July 9, 2009 Swiss glaciers have lost a lot of ice in recent years due to increased melting. As temperatures climb, so do the fears that the glaciers could one day disappear altogether. Until now it could only be estimated approximately how big the ice volume in the Swiss Alps actually is and how it has changed in recent years.
A team of scientists headed by Martin Funk, ETH-Professor at the Laboratory of Hydraulics, Hydrology and Glaciology (VAW) at ETH Zurich, however, has now developed a novel procedure for determining the ice volume of a glacier. Their results are presented in the current issue of Global and Planetary Change.
The researchers developed the new method according to the law of mass conservation, which states that the surface mass balance has to be balanced by the ice flow and the change in ice thickness. This allows to infer on the ice thickness distribution of a glacier from the surface topography by estimating the mass balance distribution. "The calculation of the current ice volume is the most important indicator in predicting future glacier changes," explains Martin Funk.
74 km3 of glaciers
The scientists applied the procedure to the 59 Swiss glaciers larger than three square kilometers. For the remaining 1’400 glaciers, the ice volume was estimated by using an empirical area-volume approach derived from the new generated data set. The total glacier ice volume in 1999 was estimated to 74 km3, with an accuracy of 9 km3. This means the total volume of all glaciers of Switzerland is smaller than that of the Lake Geneva, which has a water volume of 89 km3. With a glaciated land area of 1’063 km2, the Swiss glaciers have an average ice thickness of 70 meters.
The scientists also discovered that the 59 larger glaciers account for almost 88% of the ice volume, whereas about 24% is stored in the Aletsch region alone (the Oberaletschgletscher, Mittelaletschgletscher and Grosser Aletschgletscher). The area of the Great Aletsch Glacier is approximately the same as the total area of all the Swiss glaciers smaller than one square kilometer. However, they have an overall ice volume that is twenty times smaller than that of the Grosser Aletschgletscher. "This just goes to show that the large glaciers carry the most weight in determining a region’s ice volume," explains Funk.
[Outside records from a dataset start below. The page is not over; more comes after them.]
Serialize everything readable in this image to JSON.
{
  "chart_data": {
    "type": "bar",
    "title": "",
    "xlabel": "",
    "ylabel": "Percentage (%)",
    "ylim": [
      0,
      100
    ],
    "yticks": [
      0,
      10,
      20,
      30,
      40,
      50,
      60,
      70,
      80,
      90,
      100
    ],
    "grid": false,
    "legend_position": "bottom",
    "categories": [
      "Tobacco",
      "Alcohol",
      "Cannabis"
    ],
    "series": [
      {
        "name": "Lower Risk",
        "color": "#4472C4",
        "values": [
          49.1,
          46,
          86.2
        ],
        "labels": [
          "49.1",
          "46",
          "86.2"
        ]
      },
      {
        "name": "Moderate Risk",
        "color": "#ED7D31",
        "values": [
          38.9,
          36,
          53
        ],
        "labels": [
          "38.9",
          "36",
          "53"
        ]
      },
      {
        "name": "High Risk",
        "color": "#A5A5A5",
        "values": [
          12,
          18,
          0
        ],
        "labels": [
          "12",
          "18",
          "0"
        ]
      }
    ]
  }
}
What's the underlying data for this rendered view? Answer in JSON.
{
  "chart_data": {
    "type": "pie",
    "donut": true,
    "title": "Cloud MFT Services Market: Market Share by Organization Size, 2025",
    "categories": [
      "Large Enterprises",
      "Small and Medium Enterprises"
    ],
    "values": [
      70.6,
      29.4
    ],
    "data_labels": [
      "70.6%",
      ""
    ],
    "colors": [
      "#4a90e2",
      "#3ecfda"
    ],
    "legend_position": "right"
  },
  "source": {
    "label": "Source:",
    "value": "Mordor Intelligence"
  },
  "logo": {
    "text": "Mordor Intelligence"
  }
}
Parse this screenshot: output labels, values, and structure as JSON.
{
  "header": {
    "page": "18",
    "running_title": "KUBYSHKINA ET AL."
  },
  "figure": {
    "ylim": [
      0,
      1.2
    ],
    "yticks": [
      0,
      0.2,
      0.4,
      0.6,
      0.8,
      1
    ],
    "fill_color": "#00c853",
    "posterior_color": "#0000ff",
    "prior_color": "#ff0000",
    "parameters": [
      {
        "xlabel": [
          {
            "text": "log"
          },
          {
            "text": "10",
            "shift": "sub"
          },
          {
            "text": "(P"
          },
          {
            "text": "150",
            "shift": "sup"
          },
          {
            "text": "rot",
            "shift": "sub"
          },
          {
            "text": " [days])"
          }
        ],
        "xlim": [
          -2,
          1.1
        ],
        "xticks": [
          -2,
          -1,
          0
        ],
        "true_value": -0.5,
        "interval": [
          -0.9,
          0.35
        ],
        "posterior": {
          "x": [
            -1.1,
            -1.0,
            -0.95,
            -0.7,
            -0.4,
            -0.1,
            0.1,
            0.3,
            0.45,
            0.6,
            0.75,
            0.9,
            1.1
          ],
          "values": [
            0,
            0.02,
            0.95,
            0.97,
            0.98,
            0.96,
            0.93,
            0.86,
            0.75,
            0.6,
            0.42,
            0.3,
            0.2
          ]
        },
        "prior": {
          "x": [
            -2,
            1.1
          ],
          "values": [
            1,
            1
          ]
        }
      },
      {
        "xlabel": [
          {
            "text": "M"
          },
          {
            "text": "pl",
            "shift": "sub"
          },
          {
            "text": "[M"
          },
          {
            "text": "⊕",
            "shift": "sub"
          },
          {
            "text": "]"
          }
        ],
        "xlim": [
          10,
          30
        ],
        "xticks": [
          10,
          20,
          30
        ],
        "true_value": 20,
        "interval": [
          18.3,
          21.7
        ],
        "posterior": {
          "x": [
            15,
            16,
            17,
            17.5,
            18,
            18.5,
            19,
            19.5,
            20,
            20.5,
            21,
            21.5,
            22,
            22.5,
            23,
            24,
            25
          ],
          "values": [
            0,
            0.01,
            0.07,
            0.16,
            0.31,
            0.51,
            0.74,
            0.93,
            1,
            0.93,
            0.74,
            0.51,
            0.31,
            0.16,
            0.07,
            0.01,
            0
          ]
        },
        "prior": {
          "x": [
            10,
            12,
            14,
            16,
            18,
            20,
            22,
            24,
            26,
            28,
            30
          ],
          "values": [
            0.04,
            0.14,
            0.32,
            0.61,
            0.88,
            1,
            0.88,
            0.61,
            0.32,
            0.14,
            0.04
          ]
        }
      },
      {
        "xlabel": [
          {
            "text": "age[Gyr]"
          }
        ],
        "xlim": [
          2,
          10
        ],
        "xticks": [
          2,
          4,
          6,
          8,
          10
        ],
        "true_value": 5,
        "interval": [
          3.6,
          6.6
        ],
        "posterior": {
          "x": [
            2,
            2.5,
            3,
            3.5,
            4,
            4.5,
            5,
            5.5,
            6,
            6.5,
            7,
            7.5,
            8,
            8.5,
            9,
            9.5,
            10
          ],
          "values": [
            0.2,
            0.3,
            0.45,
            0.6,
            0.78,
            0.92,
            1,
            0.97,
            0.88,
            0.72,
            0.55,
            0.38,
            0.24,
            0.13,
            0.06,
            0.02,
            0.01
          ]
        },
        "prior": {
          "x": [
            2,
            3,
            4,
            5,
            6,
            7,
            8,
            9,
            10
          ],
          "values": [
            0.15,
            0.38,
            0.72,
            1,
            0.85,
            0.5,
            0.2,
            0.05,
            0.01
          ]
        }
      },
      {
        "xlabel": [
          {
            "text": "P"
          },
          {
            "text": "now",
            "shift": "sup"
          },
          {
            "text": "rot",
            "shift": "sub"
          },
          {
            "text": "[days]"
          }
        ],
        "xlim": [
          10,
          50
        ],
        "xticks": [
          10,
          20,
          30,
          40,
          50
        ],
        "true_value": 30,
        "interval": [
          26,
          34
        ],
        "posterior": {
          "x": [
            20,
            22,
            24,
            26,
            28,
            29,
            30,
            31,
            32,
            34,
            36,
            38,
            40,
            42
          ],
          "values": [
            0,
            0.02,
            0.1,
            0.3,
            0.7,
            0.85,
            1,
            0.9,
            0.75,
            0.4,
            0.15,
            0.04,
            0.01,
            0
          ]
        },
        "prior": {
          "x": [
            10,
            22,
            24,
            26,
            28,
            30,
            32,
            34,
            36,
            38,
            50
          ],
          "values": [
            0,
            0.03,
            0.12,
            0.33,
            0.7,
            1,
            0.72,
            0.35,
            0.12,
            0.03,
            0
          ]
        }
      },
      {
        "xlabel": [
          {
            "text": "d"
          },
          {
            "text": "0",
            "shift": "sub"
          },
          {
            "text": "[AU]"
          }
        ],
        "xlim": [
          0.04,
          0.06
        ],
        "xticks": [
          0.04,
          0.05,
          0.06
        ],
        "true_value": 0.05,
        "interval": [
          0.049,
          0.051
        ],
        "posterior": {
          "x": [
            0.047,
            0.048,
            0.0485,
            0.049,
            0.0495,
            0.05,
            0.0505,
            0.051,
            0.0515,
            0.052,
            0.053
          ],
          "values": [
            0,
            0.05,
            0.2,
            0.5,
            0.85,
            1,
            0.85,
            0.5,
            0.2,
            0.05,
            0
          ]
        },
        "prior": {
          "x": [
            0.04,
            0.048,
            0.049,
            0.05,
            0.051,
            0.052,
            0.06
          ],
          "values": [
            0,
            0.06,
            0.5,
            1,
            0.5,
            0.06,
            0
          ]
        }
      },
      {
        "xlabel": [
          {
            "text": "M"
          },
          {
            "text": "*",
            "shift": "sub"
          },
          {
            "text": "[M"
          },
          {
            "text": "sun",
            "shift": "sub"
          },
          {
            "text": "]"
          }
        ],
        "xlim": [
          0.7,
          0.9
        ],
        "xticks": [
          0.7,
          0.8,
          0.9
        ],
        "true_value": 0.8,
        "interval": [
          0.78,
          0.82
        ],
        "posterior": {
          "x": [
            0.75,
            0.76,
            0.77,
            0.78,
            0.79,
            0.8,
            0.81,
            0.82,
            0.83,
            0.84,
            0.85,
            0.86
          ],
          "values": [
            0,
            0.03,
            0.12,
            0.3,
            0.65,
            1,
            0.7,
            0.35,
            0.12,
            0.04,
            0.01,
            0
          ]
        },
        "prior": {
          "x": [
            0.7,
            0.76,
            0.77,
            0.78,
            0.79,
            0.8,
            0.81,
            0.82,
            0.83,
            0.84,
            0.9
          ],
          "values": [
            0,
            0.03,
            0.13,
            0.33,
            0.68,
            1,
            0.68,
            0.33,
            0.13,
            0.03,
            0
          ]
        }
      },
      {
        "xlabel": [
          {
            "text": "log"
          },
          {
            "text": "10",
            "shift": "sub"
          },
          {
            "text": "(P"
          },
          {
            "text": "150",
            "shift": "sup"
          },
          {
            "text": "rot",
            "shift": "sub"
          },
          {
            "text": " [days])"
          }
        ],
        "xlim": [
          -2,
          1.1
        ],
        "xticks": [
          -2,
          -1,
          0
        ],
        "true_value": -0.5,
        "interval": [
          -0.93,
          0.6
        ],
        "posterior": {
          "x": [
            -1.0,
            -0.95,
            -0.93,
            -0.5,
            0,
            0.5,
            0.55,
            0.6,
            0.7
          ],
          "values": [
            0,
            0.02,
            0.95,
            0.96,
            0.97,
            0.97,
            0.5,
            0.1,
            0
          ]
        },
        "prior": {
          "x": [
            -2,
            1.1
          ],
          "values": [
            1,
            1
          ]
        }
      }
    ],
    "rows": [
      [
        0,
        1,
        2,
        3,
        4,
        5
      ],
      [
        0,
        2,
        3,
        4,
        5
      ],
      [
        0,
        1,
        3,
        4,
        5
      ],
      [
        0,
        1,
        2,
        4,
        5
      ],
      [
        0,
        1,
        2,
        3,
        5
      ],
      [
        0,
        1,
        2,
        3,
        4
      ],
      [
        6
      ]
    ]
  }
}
Volume decreased by 12 percent
The ETH Zurich study also revealed a change in the ice volume since 1999. Over the last decade – the warmest for 150 years – Switzerland’s glaciers have lost 9 km3 of ice (-12%), including 2.6 km³ (-3.5%) in the record-breaking sum-mer of 2003 alone. These figures are all the more alarming as the climate continues to warm up and the temperatures in the Swiss Alps are expected to increase by 1.8 degrees in the winter and 2.7 degrees in the summer by 2050.